One witness McElroy spoke of was a hostess at a Fourth Street Live venue; the woman claims the employee who trained her was rude to African-American customers, explaining to her that they discourage such customers from entering because they don’t pay or tip well. Another witness was a DJ who was allegedly told to change his music by a manager because “it’s getting too dark in here.”
Fourth Street Live general manager and Cordish employee Brad Pernaw declined to speak with IL over the phone to discuss the lawsuit, directing inquiries to Cordish spokeswoman Cari Furman.
Furman sent IL a statement from Pernaw saying Cordish expects to be dismissed from the lawsuit because it and Fourth Street Live have no connection to Sully’s.
“The allegations of Mr. McElroy simply do not involve us,” read the statement from Pernaw. “His claims involve an incident with employees of an unrelated tenant, and police officers. As such, we are moving to have all claims dismissed and expect that we will be dismissed from the case.”
Pernaw followed up by saying Sully’s was actually an “unrelated third party tenant,” and that “we have spoken with the tenant and they plan to vigorously defend itself against the allegation.”
IL followed up via email asking if Cordish has any tenants or receives any revenue at Fourth Street Live, who is the landlord of Sully’s, and why Cordish would be speaking with a tenant it supposedly has no relation with about the McElroy case.
“We have connections to certain businesses in the district such as The Sports & Social Club, however Sully’s Saloon is strictly a third party tenant,” replied Pernaw. “Our only connection to the business is as a landlord and we have no financial interest in the tenant. With any guest issue at the district we inquire with the tenant as to the specifics.”
Pernaw replied again through Furman to say that “Louisville Galleria, LLC is the landlord for Sully’s Restaurant and Saloon. We have no interest and/or ownership in the business.”

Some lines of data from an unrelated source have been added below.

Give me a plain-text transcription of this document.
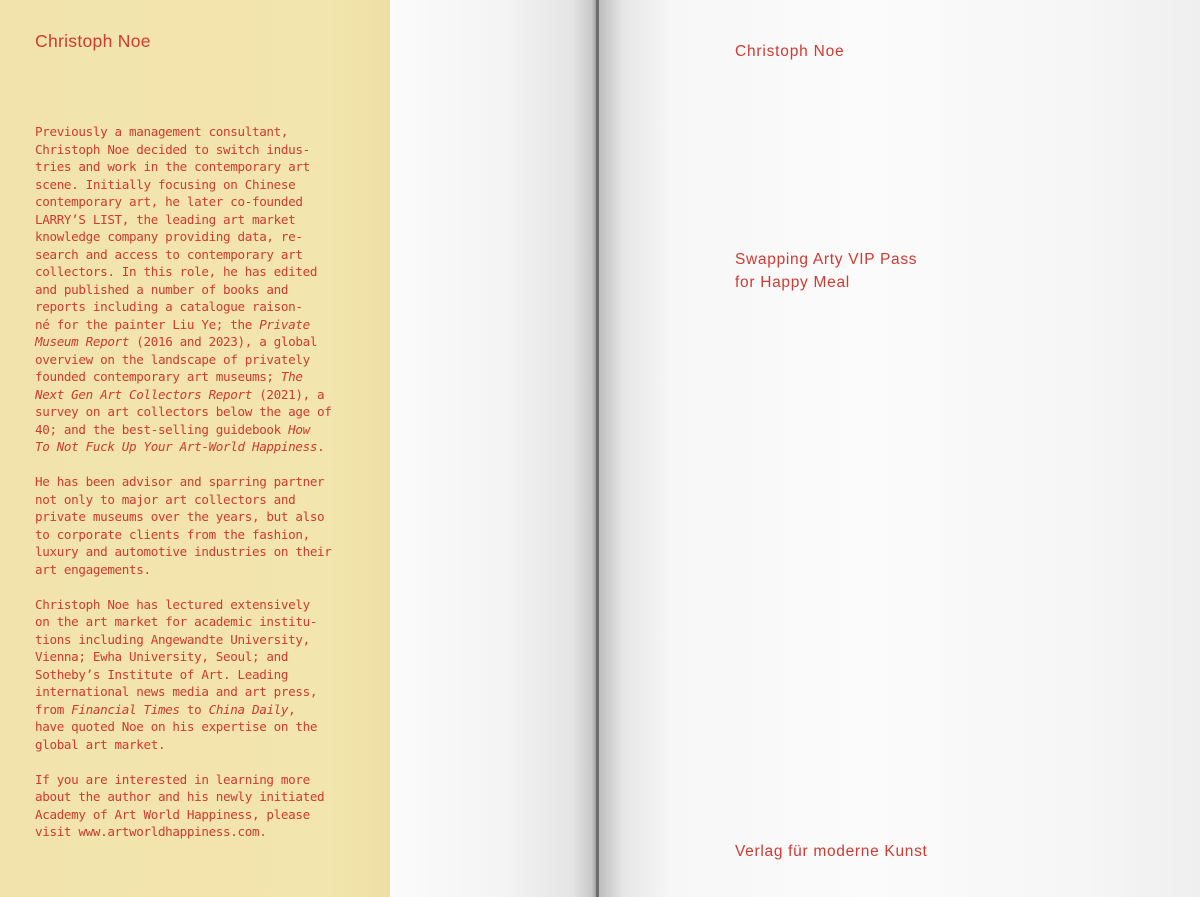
Christoph Noe
Previously a management consultant,
Christoph Noe decided to switch indus-
tries and work in the contemporary art
scene. Initially focusing on Chinese
contemporary art, he later co-founded
LARRY’S LIST, the leading art market
knowledge company providing data, re-
search and access to contemporary art
collectors. In this role, he has edited
and published a number of books and
reports including a catalogue raison-
né for the painter Liu Ye; the Private
Museum Report (2016 and 2023), a global
overview on the landscape of privately
founded contemporary art museums; The
Next Gen Art Collectors Report (2021), a
survey on art collectors below the age of
40; and the best-selling guidebook How
To Not Fuck Up Your Art-World Happiness.
He has been advisor and sparring partner
not only to major art collectors and
private museums over the years, but also
to corporate clients from the fashion,
luxury and automotive industries on their
art engagements.
Christoph Noe has lectured extensively
on the art market for academic institu-
tions including Angewandte University,
Vienna; Ewha University, Seoul; and
Sotheby’s Institute of Art. Leading
international news media and art press,
from Financial Times to China Daily,
have quoted Noe on his expertise on the
global art market.
If you are interested in learning more
about the author and his newly initiated
Academy of Art World Happiness, please
visit www.artworldhappiness.com.

Christoph Noe

Swapping Arty VIP Pass
for Happy Meal

Verlag für moderne Kunst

Pernaw and Furman did not respond to IL’s follow-up email asking if Cordish had a relationship with Louisville Galleria, but records from the Kentucky Secretary of State’s website show that this company has the same address as Cordish in Baltimore, and its manager is Jonathan Cordish, the vice president of Cordish. McElroy’s lawsuit claimed that Entertainment Consulting International LLC is the manager of Sully’s, and that company also lists the same address.
Daniel Alvarez, McElroy’s attorney, wrote that he seeks to “pierce the corporate veil” of Cordish in the lawsuit, saying Cordish operates through several different entities or “shells” in an attempt to receive tax benefits yet escape liability for damages.

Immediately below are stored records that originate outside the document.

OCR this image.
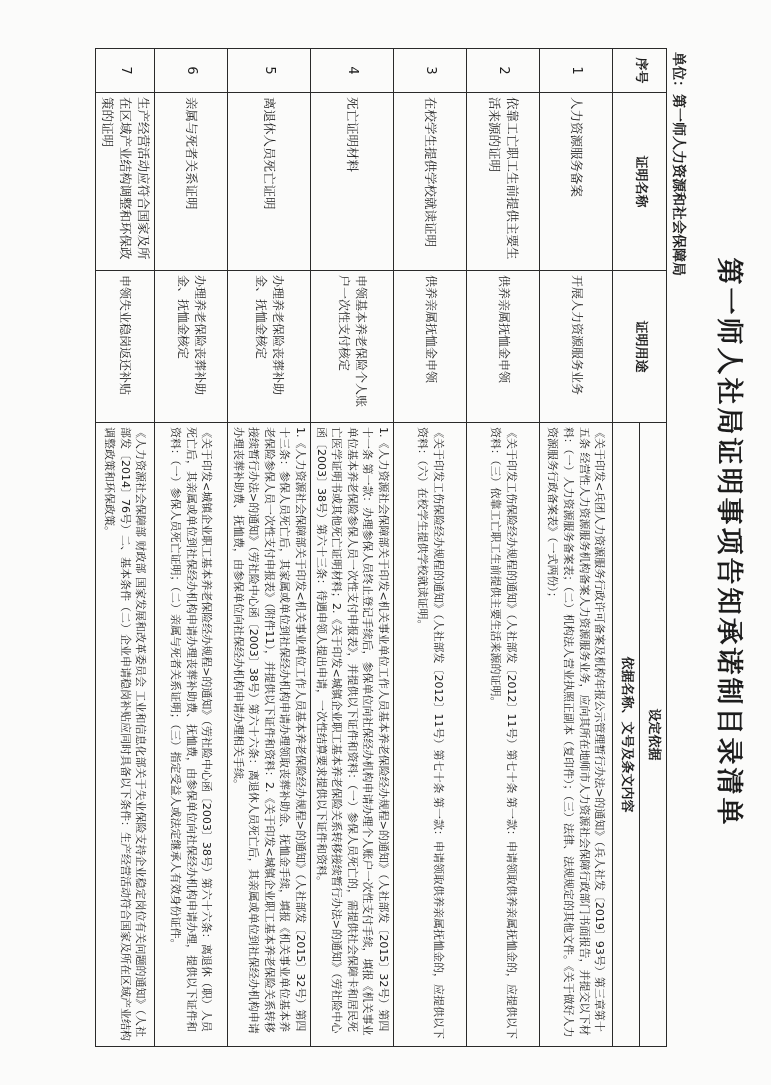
第一师人社局证明事项告知承诺制目录清单
单位：第一师人力资源和社会保障局
序号	证明名称	证明用途	设定依据
			依据名称、文号及条文内容
1	人力资源服务备案	开展人力资源服务业务	《关于印发<兵团人力资源服务行政许可备案及机构年报公示管理暂行办法>的通知》（兵人社发〔2019〕93号）第三章第十五条 经营性人力资源服务机构备案人力资源服务业务，应向其所在地师市人力资源社会保障行政部门书面报告，并提交以下材料：（一）人力资源服务备案表；（二）机构法人营业执照正副本（复印件）；（三）法律、法规规定的其他文件。《关于做好人力资源服务行政备案表》（一式两份）；
2	依靠工亡职工生前提供主要生活来源的证明	供养亲属抚恤金申领	《关于印发工伤保险经办规程的通知》（人社部发〔2012〕11号）第七十条 第一款：申请领取供养亲属抚恤金的，应提供以下资料：（三）依靠工亡职工生前提供主要生活来源的证明。
3	在校学生提供学校就读证明	供养亲属抚恤金申领	《关于印发工伤保险经办规程的通知》（人社部发〔2012〕11号）第七十条 第一款：申请领取供养亲属抚恤金的，应提供以下资料：（六）在校学生提供学校就读证明。
4	死亡证明材料	申领基本养老保险个人账户一次性支付核定	1.《人力资源社会保障部关于印发<机关事业单位工作人员基本养老保险经办规程>的通知》（人社部发〔2015〕32号）第四十一条 第一款：办理参保人员终止登记手续后，参保单位向社保经办机构申请办理个人账户一次性支付手续，填报《机关事业单位基本养老保险参保人员一次性支付申报表》，并提供以下证件和资料：（一）参保人员死亡的，需提供社会保障卡和居民死亡医学证明书或其他死亡证明材料；2.《关于印发<城镇企业职工基本养老保险关系转移接续暂行办法>的通知》（劳社险中心函〔2003〕38号）第六十三条：待遇申领人提出申请，一次性结算要求提供以下证件和资料。
5	离退休人员死亡证明	办理养老保险丧葬补助金、抚恤金核定	1.《人力资源社会保障部关于印发<机关事业单位工作人员基本养老保险经办规程>的通知》（人社部发〔2015〕32号）第四十三条：参保人员死亡后，其家属或单位到社保经办机构申请办理领取丧葬补助金、抚恤金手续，填报《机关事业单位基本养老保险参保人员一次性支付申报表》（附件11），并提供以下证件和资料：2.《关于印发<城镇企业职工基本养老保险关系转移接续暂行办法>的通知》（劳社险中心函〔2003〕38号）第六十六条：离退休人员死亡后，其亲属或单位到社保经办机构申请办理丧葬补助费、抚恤费，由参保单位向社保经办机构申请办理相关手续。
6	亲属与死者关系证明	办理养老保险丧葬补助金、抚恤金核定	《关于印发<城镇企业职工基本养老保险经办规程>的通知》（劳社险中心函〔2003〕38号）第六十六条：离退休（职）人员死亡后，其亲属或单位到社保经办机构申请办理丧葬补助费、抚恤费，由参保单位向社保经办机构申请办理，提供以下证件和资料：（一）参保人员死亡证明；（二）亲属与死者关系证明；（三）指定受益人或法定继承人有效身份证件。
7	生产经营活动应符合国家及所在区域产业结构调整和环保政策的证明	申领失业稳岗返还补贴	《人力资源社会保障部 财政部 国家发展和改革委员会 工业和信息化部关于失业保险支持企业稳定岗位有关问题的通知》（人社部发〔2014〕76号）二、基本条件（二）企业申请稳岗补贴应同时具备以下条件：生产经营活动符合国家及所在区域产业结构调整政策和环保政策。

Amber Duke, the communications manager for the ACLU of Kentucky, said in the following statement to IL that while they and other stakeholders have met with Cordish officials over the past year concerning their dress code policy at Fourth Street Live, Pernaw’s confusing effort to shift blame and responsibility would appear to render their efforts useless.
“We [The ACLU of Kentucky] reached out to our coalition partners yesterday to begin work on scheduling an overdue quarterly meeting with 4th Street Live and Cordish officials. In light of today’s bizarre, conflicting statements from 4th Street Live management about their relationship(s) with venues that operate under their umbrella, we will be suggesting clarification on this matter be a top agenda item at our next meeting.

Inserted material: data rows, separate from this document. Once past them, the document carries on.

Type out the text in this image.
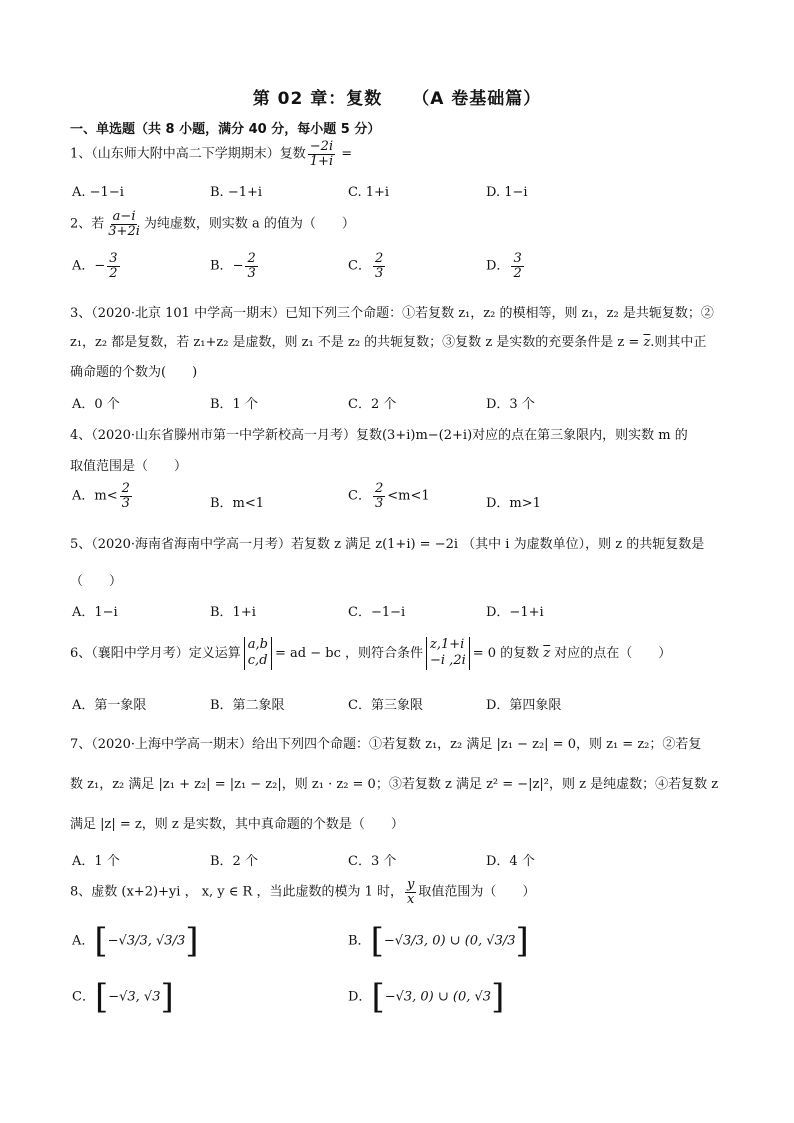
第 02 章：复数 （A 卷基础篇）
一、单选题（共 8 小题，满分 40 分，每小题 5 分）
1、（山东师大附中高二下学期期末）复数 $\frac{-2i}{1+i}$ =
A. −1−i	B. −1+i	C. 1+i	D. 1−i
2、若 $\frac{a-i}{3+2i}$ 为纯虚数，则实数 a 的值为（　　）
A．− $\frac{3}{2}$	B．− $\frac{2}{3}$	C． $\frac{2}{3}$	D． $\frac{3}{2}$
3、（2020·北京 101 中学高一期末）已知下列三个命题：①若复数 z₁，z₂ 的模相等，则 z₁，z₂ 是共轭复数；②
z₁，z₂ 都是复数，若 z₁+z₂ 是虚数，则 z₁ 不是 z₂ 的共轭复数；③复数 z 是实数的充要条件是 $z = \overline{z}$.则其中正
确命题的个数为(　　)
A．0 个	B．1 个	C．2 个	D．3 个
4、（2020·山东省滕州市第一中学新校高一月考）复数(3+i)m−(2+i)对应的点在第三象限内，则实数 m 的
取值范围是（　　）
A．$m< \frac{2}{3}$	B．m<1	C． $\frac{2}{3} <m<1$	D．m>1
5、（2020·海南省海南中学高一月考）若复数 z 满足 z(1+i) = −2i （其中 i 为虚数单位），则 z 的共轭复数是
（　　）
A．1−i	B．1+i	C．−1−i	D．−1+i
6、（襄阳中学月考）定义运算
a,b
c,d = ad − bc ，则符合条件
z,1+i
−i ,2i = 0 的复数 $\overline{z}$ 对应的点在（　　）
A．第一象限	B．第二象限	C．第三象限	D．第四象限
7、（2020·上海中学高一期末）给出下列四个命题：①若复数 z₁，z₂ 满足 |z₁ − z₂| = 0，则 z₁ = z₂；②若复
数 z₁，z₂ 满足 |z₁ + z₂| = |z₁ − z₂|，则 z₁ · z₂ = 0；③若复数 z 满足 z² = −|z|²，则 z 是纯虚数；④若复数 z
满足 |z| = z，则 z 是实数，其中真命题的个数是（　　）
A．1 个	B．2 个	C．3 个	D．4 个
8、虚数 (x+2)+yi ， x, y ∈ R ，当此虚数的模为 1 时， $\frac{y}{x}$ 取值范围为（　　）
A．[−√3/3, √3/3]	B．[−√3/3, 0) ∪ (0, √3/3]
C．[−√3, √3]	D．[−√3, 0) ∪ (0, √3]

When our groups agreed to meet regularly with 4th Street Live management and Cordish officials, we did so with the understanding that we were meeting with the people that had the power to address community concerns around racial discrimination, racial profiling, and other issues. If in fact, 4th Street Live has ‘no connection’ to the venues that are part of their property, then we need to be meeting with the officials that are connected.
Cordish Officials have voiced their commitment to making 4th Street Live a venue where all in our city are welcome. They’ve also committed to working with organizations like the ACLU of Kentucky that seek to hold them accountable. Today’s strange attempts to disassociate from venues operating on 4th Street, under their roof, are troubling departures from these commitments.”